COPD Treatment Now Approved for Asthma

The FDA today expanded the indication of fluticasone furoate/vilanterol (Breo Ellipta) for the treatment of asthma.

The FDA today expanded the indication of GlaxoSmithKline and Theravance’s fluticasone furoate/vilanterol (Breo Ellipta), approving it for the once-daily treatment of asthma in patients aged 18 years and older.

A fixed-dose combination of the inhaled corticosteroid (ICS) fluticasone furoate and the long-acting beta2-agonist (LABA) vilanterol, Breo Ellipta was previously approved for the treatment of chronic obstructive pulmonary disease.

The FDA based its nod on the results of a clinical trial program that evaluated the drug’s safety and efficacy for the treatment of asthma in 12,000 patients aged 12 years and older. In March 2015, the agency’s advisory committee recommended the expanded indication for adult patients in a 16-4 vote.
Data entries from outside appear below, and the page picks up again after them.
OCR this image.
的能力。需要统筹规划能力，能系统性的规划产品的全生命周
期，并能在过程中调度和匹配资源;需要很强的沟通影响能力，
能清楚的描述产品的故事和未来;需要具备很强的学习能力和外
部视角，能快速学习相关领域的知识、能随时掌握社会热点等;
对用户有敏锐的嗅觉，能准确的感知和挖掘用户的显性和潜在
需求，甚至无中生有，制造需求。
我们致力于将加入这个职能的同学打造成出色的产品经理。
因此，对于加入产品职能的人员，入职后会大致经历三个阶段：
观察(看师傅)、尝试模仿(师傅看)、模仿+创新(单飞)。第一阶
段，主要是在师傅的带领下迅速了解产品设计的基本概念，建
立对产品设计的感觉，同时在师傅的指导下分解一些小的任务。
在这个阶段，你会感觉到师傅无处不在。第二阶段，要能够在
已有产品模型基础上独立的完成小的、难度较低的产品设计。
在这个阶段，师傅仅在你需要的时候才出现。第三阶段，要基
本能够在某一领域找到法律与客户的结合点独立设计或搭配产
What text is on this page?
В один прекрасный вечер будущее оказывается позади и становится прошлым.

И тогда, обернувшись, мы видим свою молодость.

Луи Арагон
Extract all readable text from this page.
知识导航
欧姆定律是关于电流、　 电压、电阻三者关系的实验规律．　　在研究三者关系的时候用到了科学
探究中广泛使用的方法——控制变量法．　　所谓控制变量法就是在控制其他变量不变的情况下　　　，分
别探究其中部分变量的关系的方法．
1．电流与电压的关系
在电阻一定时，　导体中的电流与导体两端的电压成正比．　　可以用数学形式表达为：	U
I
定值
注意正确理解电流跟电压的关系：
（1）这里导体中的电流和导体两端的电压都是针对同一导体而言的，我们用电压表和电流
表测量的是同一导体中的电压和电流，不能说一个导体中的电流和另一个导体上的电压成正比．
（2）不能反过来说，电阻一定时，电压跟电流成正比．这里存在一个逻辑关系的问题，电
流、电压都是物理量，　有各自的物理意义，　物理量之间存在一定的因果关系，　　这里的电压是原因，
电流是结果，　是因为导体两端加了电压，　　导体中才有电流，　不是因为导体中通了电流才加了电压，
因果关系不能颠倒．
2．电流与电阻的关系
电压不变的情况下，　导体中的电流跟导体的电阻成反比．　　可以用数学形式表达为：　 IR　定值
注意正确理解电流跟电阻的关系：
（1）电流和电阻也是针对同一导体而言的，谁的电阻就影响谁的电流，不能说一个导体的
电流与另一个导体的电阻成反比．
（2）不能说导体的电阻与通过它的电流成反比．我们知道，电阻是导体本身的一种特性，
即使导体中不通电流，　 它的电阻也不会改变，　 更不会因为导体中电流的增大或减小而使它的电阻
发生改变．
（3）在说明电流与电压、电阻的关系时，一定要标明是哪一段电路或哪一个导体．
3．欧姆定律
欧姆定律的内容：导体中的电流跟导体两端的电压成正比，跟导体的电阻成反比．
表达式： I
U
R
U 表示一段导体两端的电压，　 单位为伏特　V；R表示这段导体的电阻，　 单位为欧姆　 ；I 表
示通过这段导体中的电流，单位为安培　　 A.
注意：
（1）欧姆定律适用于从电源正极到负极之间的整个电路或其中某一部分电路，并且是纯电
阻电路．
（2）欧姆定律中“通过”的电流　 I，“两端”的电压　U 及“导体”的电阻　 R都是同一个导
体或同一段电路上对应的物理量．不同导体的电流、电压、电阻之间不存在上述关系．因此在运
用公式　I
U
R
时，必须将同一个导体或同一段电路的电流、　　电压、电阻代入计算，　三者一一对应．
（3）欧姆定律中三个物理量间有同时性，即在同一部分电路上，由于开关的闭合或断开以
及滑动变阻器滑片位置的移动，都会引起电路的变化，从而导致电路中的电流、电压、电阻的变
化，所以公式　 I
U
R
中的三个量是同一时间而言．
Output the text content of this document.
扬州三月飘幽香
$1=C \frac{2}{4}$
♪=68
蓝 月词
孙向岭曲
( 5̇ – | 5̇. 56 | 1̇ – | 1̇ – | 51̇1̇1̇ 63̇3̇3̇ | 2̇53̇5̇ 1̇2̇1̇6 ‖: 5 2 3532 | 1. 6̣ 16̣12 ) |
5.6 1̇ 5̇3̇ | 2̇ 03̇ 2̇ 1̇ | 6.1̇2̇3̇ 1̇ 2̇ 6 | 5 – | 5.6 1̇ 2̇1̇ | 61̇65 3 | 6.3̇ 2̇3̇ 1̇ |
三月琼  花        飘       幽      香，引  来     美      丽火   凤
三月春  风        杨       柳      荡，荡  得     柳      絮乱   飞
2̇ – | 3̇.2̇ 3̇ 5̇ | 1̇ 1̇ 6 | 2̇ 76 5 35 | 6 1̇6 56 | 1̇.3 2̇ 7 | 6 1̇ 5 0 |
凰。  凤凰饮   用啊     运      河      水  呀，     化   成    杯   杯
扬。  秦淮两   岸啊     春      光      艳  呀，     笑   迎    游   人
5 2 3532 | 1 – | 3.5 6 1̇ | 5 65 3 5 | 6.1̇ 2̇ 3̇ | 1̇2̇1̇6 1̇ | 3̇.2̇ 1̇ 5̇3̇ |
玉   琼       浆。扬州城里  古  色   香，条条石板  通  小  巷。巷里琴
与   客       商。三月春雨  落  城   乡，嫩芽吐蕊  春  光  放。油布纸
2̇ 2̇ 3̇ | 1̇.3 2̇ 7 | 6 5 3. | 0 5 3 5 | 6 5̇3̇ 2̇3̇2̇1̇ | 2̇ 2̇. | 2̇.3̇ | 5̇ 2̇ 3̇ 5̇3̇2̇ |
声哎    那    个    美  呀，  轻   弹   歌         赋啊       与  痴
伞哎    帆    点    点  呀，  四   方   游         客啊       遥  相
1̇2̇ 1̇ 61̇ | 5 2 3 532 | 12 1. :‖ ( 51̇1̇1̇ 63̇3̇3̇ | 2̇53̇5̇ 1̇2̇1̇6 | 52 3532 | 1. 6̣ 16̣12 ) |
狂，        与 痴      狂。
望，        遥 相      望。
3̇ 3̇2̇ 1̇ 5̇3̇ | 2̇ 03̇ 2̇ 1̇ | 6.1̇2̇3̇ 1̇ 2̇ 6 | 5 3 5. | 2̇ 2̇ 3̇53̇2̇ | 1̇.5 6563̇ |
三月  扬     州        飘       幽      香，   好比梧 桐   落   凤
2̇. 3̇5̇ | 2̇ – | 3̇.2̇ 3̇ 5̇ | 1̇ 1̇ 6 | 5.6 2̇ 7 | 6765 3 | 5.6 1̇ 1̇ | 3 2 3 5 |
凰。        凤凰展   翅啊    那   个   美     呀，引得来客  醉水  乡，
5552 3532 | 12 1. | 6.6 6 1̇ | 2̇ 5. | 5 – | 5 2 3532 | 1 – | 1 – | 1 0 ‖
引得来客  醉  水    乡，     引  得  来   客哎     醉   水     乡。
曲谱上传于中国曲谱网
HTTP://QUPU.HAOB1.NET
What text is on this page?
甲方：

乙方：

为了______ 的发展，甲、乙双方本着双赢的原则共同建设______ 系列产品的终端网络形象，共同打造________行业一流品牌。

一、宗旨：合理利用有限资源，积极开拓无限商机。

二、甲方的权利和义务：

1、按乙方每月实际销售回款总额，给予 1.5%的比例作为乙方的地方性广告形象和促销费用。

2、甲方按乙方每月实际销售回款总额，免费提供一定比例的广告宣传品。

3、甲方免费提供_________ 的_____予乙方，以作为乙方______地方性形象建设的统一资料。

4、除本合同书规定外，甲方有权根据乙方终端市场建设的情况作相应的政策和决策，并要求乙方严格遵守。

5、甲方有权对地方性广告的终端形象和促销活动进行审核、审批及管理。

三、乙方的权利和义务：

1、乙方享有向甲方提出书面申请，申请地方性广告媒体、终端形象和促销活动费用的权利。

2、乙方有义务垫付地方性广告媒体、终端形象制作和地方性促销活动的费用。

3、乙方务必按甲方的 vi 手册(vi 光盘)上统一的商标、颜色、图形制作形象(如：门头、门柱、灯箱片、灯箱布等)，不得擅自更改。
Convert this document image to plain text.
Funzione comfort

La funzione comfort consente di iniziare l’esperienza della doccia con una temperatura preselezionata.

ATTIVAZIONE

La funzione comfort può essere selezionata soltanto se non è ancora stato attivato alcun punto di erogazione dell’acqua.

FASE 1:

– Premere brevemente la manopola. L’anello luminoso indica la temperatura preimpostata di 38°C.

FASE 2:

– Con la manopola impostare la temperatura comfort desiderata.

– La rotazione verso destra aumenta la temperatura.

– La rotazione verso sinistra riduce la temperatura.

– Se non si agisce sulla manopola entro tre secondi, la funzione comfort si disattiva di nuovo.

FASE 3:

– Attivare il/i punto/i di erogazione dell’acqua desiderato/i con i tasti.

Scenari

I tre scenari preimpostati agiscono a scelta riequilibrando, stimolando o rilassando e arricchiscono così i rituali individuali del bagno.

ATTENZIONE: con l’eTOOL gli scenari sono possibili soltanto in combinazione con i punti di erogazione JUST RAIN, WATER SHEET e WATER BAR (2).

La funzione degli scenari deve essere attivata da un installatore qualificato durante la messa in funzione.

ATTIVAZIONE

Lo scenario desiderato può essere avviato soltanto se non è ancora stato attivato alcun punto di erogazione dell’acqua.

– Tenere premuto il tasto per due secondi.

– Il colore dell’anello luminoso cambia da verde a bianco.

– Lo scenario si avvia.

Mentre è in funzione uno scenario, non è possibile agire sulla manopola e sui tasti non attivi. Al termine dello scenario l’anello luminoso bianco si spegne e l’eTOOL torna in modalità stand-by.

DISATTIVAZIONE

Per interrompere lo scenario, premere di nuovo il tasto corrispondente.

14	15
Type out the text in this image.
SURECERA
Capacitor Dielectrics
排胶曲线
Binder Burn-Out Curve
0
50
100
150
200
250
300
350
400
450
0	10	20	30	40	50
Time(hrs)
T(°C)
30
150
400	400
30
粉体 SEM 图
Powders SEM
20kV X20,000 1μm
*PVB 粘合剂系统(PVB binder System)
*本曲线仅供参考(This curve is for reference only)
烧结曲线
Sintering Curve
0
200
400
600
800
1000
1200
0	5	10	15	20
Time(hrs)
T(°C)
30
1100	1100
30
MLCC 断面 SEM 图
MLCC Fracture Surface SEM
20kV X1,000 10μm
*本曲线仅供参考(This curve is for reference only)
“We believe the approval of Breo Ellipta as a once-daily ICS/LABA treatment for adults with asthma is a significant catalyst for Theravance, as asthma affects nearly 19 million adults in the US,” said Theravance president and CEO Michael W. Aguiar in a press release. “We are pleased by today's approval of Breo Ellipta and look forward to making this important medicine available to the appropriate adult patients among those living with the disease.”

In a response letter regarding the proposed use of Breo Ellipta for the treatment of asthma in patients aged 12 to 17 years, the FDA stated the submitted data did not show adequate risk-benefit to support the approval in these patients. Additionally, the drug is not indicated for the relief of acute bronchospasm.